As landlord negotiations were a universal sticking point for both retailers and hospitality venues, the discussion took off there. Most at the table had managed to secure some rent relief, at least during lockdown months, and in many cases CEOs highlighted that landlords had been very helpful – even the PLCs and pension funds. It was clear that landlords were doing as much as they could to keep spaces occupied, and if you were willing to communicate with them, you stood a good chance of getting a deal.
Ideal at the moment are short lets or the addition of ‘Covid-clauses’ to tenancy agreements, either as early break clauses or on a turnover basis. A key agreement around the table was that landlord-tenant relationships had been broken up to this point, with rents reaching unsustainable levels. The pandemic has created an opportunity to redress this balance: it was now in the hands of the innovative to seize the opportunity.
One CEO had made an early start here, signing an unconventional multi-site deal on a joint venture basis, some sites as 50/50 partnerships and others revenue-percentage rents (aim for sub 10%). This had helped his business to become part of the bigger picture for his landlord, who had started to see the value of a more equal partnership.
A Permanent Change?
The point was raised that it wasn’t only landlords that were more approachable at the moment: city centres had never been ‘so malleable and friendly.’ Huge opportunities for the adventurous could lie in using pop-ups at struggling locations, like train-stations or city centre kiosks. Many CEOs reported a new found appetite from landlords to collaborate and partner more, and this may lead to a permanent shift in the nature of the tenant-landlord relationship.
The group was somewhat divided on whether ‘WFH’ was a permanent change in behaviour, and in particular whether the City and West End of London in particular will ever return to ‘normal’. For the opportunistic, there are an abundance of deals to be done there today.

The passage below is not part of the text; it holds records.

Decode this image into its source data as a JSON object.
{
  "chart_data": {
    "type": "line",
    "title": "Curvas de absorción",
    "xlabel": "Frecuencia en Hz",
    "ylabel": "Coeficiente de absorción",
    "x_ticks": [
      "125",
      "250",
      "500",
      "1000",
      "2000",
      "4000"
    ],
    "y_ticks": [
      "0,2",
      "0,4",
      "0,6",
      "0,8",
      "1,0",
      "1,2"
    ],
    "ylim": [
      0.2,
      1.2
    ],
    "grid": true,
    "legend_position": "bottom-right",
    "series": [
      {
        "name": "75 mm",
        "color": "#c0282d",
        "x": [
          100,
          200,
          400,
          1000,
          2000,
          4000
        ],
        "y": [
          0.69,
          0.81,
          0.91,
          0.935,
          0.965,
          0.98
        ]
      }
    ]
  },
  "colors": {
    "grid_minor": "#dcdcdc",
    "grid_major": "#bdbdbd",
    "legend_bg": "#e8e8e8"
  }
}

However, it’s a different story in the rest of the UK and for London suburbs, where CEOs had seen strong demand and were finding it tough to find or negotiate reasonable rents on new outlets.
One significant plus for city centres, however, is that it’s getting clearer that big businesses will want their p`ople back. Even if the commuter’s working week becomes shorter, venues will be boosted by increased demand on those days people do commute, and with fewer competing outlets, the survivors can still expect to trade strongly.
To finish, the group came full circle to tackle their own fears: how can we cope with this level of uncertainty as a retailer or restauranteur? ‘Manage upwards,’ was the first response. Cover your basics with the 3 Cs: cash, contingency, communication. Once you have cash in the bank, a contingency plan in place and have communicated with your stakeholders, you can do the real stuff, like engaging with your customers.
Get everyone, your team and customers, to buy into your vision and values. For staff, give them a sense of purpose along with communication and uplifting events or activities. One upside again for the survivors of this crisis is that there will be a pool of exceptional talent looking to join your team in the coming months, so it’s a great time to hire.
For the customer, keep up a narrative – really use your database to update and inform your audience. Some of our retail CEOs found huge value in building a regular social media presence, filled with diverting, relevant content. This, in one case, had the unexpected benefit of preserving sales that were otherwise lost on the shop floor and enabled the business to build an enviable ‘omni-channel’ presence.
Key also for those that can afford to: invest strategically. Think about spending on your outside spaces – Gaucho has had enormous success with their outdoor dinner pods, which are both safe and exciting. And this brings us back to Martin’s robot champagne waiters…They may be a novelty, but during times like these it’s the fun, engaging businesses that get noticed. And what could be safer than a non-human waiter?
Finally, in true All Together fashion, the group called for optimism. There’s no doubt that it’s been an awful year, but CEOs felt they had a personal responsibility to positively bring their industries back. There was acknowledgement that their own behaviour, as leaders, affected others’ perceptions and their own mental well being too – so look to the possibilities being presented, and if the old world had flaws, correct them in the new.